I. SEGNATO IN ROSSO - 1. Il giorno di Sally


Potevo guardare i treni

e immaginare di partire o tornare...

(Ph: Parco Giovanni Testori - Milano, Daniela Troncacci © 2018)



Ci sono giorni che non dimenticheremo mai. Come questo, segnato in rosso indelebile sul calendario della mia memoria:

29 dicembre 2016. Giovedì: Il giorno di Sally.


Ogni settimana, Mattia passava a prendermi alle nove per portarmi da Myriam. Se il tempo lo consentiva, lei e Sally ci aspettavano sotto casa e andavamo al Parco Giovanni Testori. Si trova nel quartiere Villapizzone e di fianco ci passa la ferrovia. Non è molto grande, eppure era il mio preferito.

Potevo guardare i treni e immaginare di partire o tornare, o ascoltare le foglie di pioppi, platani, aceri e betulle mentre amoreggiavano col vento. È un luogo adatto a qualsiasi età e ci si possono fare tante attività: ci sono aree attrezzate per bambini e giovani sportivi, panchine all'ombra per leggere o riposare, viali agevoli per passeggiate su quattro ruote, come le mie; infine, c'è un ampio spazio recintato in cui potevamo far correre Sally, prima che si accozzasse a me, col muso sopra le mie ginocchia, mai sazia di carezze.

Di solito stavamo un'oretta; quel giorno restammo un po' di più. Ne approfittai per parlare con lei nel nostro modo speciale. Sono sicura che abbia capito.

Quando siamo andati via, l'ho sentita guaire piano; non l'aveva mai fatto. Myriam ha cercato di consolarla e di distrarla con un bocconcino, anche per distrarre e consolare se stessa: i suoi occhi erano rossi e tirava su col naso; con un sorriso forzato, mi faceva "Ciao" con la mano.

Tornammo a casa poco prima di pranzo e, come in processione, passarono a salutarmi William e Rossella, Nicolas, Anna e Sergio con i gemelli, Linda, Deborah. Thomas era fuori città; Lucilla non era in grado di muoversi; Walter aveva anticipato la visita al giorno prima perché aveva fatto una promessa a Godfried e aveva tutta l'intenzione di mantenerla.

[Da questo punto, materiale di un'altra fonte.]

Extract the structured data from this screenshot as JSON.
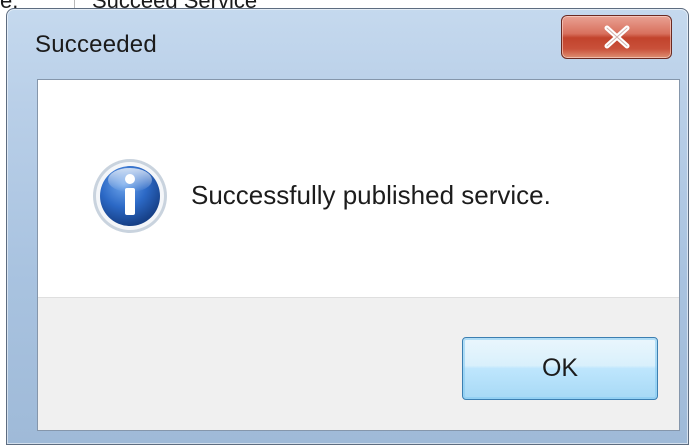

Era il giorno in cui mi portarono qui. Non sarebbe cambiato molto, se non la mia residenza; negli occhi di tutti leggevo una gran pena.

A mangiare, restammo io, Maria Dolores, Mattia, Deborah e Linda che aveva preparato pasta al pesto, polpettine di melanzane e crostata ai mirtilli.

I rumori delle posate e della masticazione, dei respiri e dei ruttini, riempirono la cucina, mentre mangiavamo senza gusto. Dopo il caffè, mi permisero di stare ancora un po' tra i miei oggetti più cari, centrini, arazzi, enciclopedie tematiche, romanzi thriller e polizieschi, seduta sul mio divano a guardare fuori dalla finestra del salotto dove per anni abbiamo tenuto la casa di Barbie.

Non so quanto tempo restai così. Tutto era pronto. La mia governante, Linda e Deborah avevano riordinato e gettato la spazzatura. Mattia aveva passato l'aspirapolvere sui sedili posteriori dell'auto.

«È ora d'andare.»

Prese la mia valigia con dentro qualche vestito e due fotografie.

Deborah mi spinse fuori, m'abbracciò e fuggì via. Pensai che fosse per non farsi vedere piangere, e forse era anche così.

Ma il motivo di tanta fretta era un altro.